Four, the Herod Antipas crowd had no regard for marriage vows at all. It is no coincidence the Pharisees raised this question in Perea. Herod Antipas ruled here. He had imprisoned John the Baptist because he had preached against Herod’s stealing of his brother’s wife. Over the divorce and remarriage issue, John lost his head. The Pharisees hoped the same would happen to Jesus.
Relatively few in our society are totally flippant about marriage vows, but there are some, like Frank Sinatra (wed 4 times), Judy Garland (wed 5 times), Clark Gable (wed 6 times), Liz Taylor (wed 8 times to 7 different men), Zsa Zsa Gabor (wed 9 times; divorced seven, one annulled). I heard Mickey Rooney (wed 8 times) tell Johnny Carson (wed 4 times) that paying alimony was like putting gas in another’s man’s car—while it’s running. Fortunately, we are still shocked as a society at these outlandish numbers. Though we falter into many divorces, most of us still in our heart of hearts hold marriage in high regard. Even most single adults who cohabit intend to wed someday, especially women.
Matt. 19:4 “Haven’t you read,” He replied, “that He who created them in
the beginning made them male and female,. . .”
Jesus leapfrogged over all four commonly held positions and went straight to the Bible, back to the original plan, beginning at Genesis 1:27.
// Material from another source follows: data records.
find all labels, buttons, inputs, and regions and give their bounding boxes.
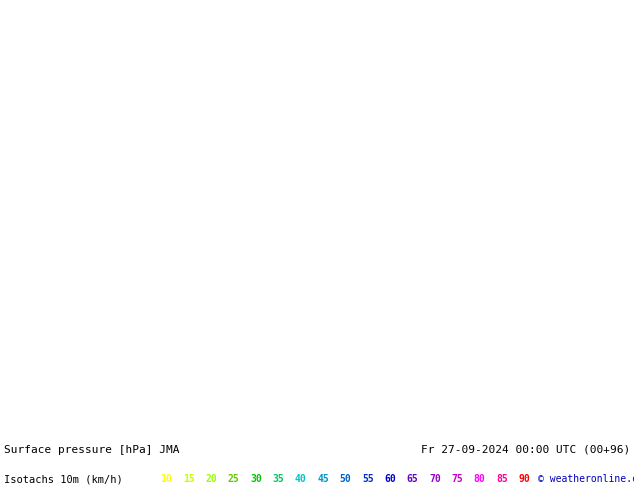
Text: Fr 27-09-2024 00:00 UTC (00+96): Fr 27-09-2024 00:00 UTC (00+96) bbox=[421, 445, 630, 455]
Text: Surface pressure [hPa] JMA: Surface pressure [hPa] JMA bbox=[4, 445, 179, 455]
Text: 60: 60 bbox=[384, 474, 396, 484]
Text: 40: 40 bbox=[295, 474, 306, 484]
Text: 15: 15 bbox=[183, 474, 195, 484]
Text: © weatheronline.co.uk: © weatheronline.co.uk bbox=[538, 474, 634, 484]
Text: 65: 65 bbox=[406, 474, 418, 484]
Text: 55: 55 bbox=[362, 474, 373, 484]
Text: 25: 25 bbox=[228, 474, 239, 484]
Text: 90: 90 bbox=[519, 474, 531, 484]
Text: 85: 85 bbox=[496, 474, 508, 484]
Text: 70: 70 bbox=[429, 474, 441, 484]
Text: 30: 30 bbox=[250, 474, 262, 484]
Text: Isotachs 10m (km/h): Isotachs 10m (km/h) bbox=[4, 474, 123, 484]
Text: 50: 50 bbox=[339, 474, 351, 484]
Text: 80: 80 bbox=[474, 474, 486, 484]
Text: 75: 75 bbox=[451, 474, 463, 484]
Text: 20: 20 bbox=[205, 474, 217, 484]
Text: 45: 45 bbox=[317, 474, 329, 484]
Text: 35: 35 bbox=[272, 474, 284, 484]
Text: 10: 10 bbox=[160, 474, 172, 484]
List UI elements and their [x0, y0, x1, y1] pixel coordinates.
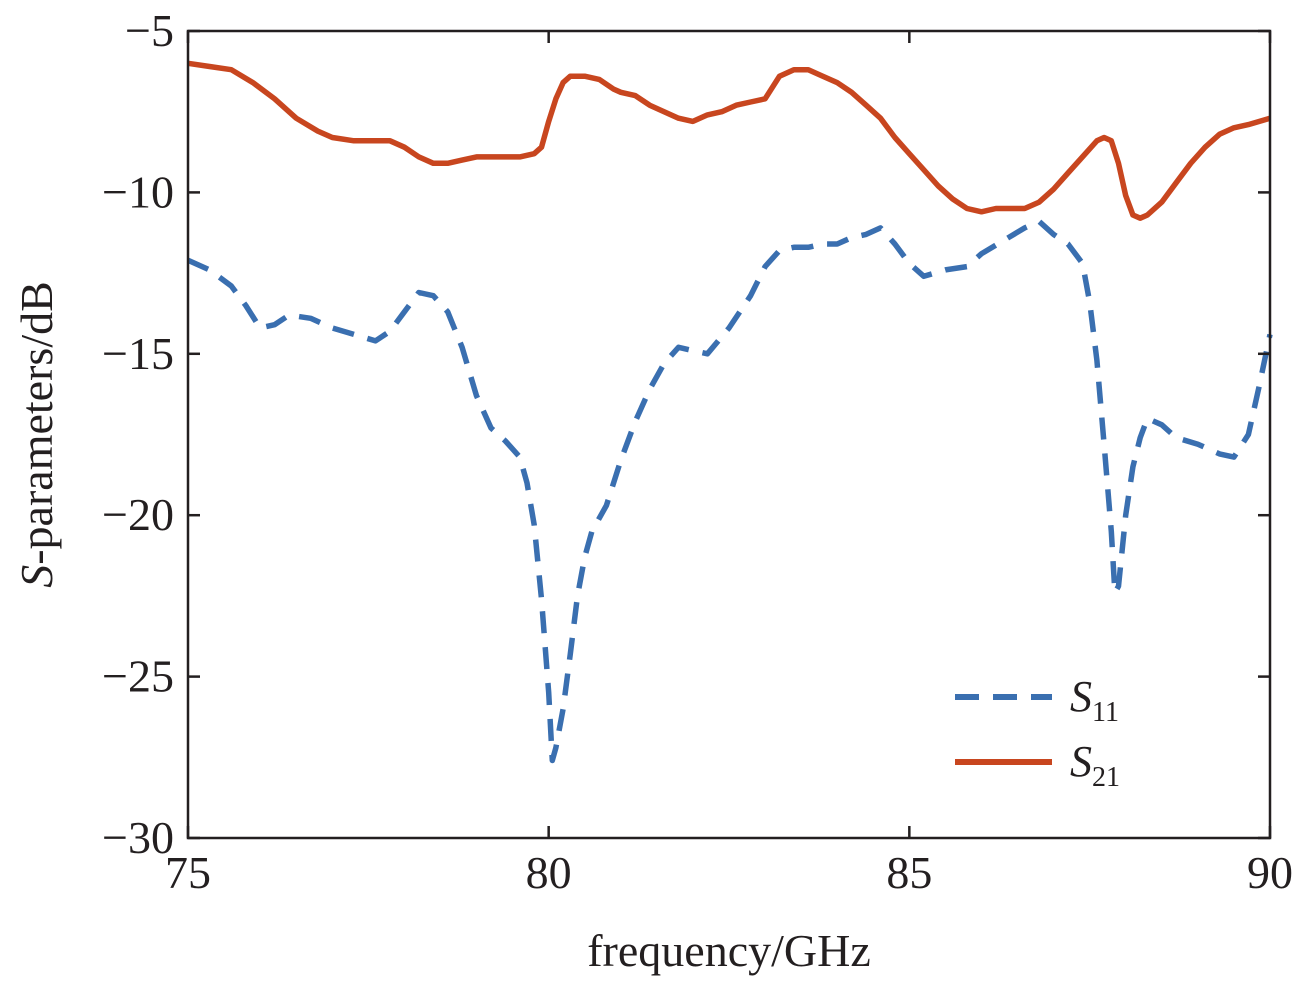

Learn a good history lesson here. To understand anything, we must know its beginnings. Do your homework. Investigate how the present came to be.
For believers, this means not starting discussions about theological issues with the theories of others. Start with God; work arguments forward therefrom.
People ask, “Are you a Calvinist or an Arminian?” Beware this trap. No one agrees 100% with either. “Are you premillennial or amillennial?” Look out. No two agree totally even within the categories. “Are you a Biblicist?” is the question we need to answer yes to. Go to the Bible as often as you can.
Avoid labels. Christian labels should carry a warning that says this label can be hazardous to your health. When we label others, we nullify and explain away their opinions. Also, when we espouse a position hook, line, and sinker we often begin coming to Scripture to find justification for our beliefs and ideas.
What is the first Bible lesson Jesus wanted us to know about divorce and remarriage? The Bible’s first pertinent message is, God made a male and a female. We all descend from one literal man and one literal woman, whose DNA makes the genders perfect, complementary, for each other. Grandpa used to say, “Marry a girl who has buttons where you have buttonholes.” I’m not sure all he meant, but I think he was saying we can and should suit each other well.
Marriage entails one man with one woman. “Each man should have his own wife, and each woman should have her own husband” (1 Cor. 7:2b).
Same gender unions cannot be Biblical marriages. The courts will decide if they are secular unions, but the Bible position is unalterable. One man; one woman. Same gender marriage is a hot button for the Church now, but by far our biggest problem in the marriage debate has historically been the issue of polygamy.
Some forcefully argue for it, saying “David had many wives.” Yes, he also stole a man’s wife and murdered him, but few of us encourage imitating him in this. Polygamy was often practiced, but was never God’s ultimate intent.
For these sermons, as we develop accurate views on marriage, we will seek to always begin at the beginning, in the Scriptures. We will then try to take rules that were laid down in a place where there was no sin, Eden, and try to apply them to our fallen world. Eden no longer exists. Our story is skewed by the invasion of sin. Application is the tough part.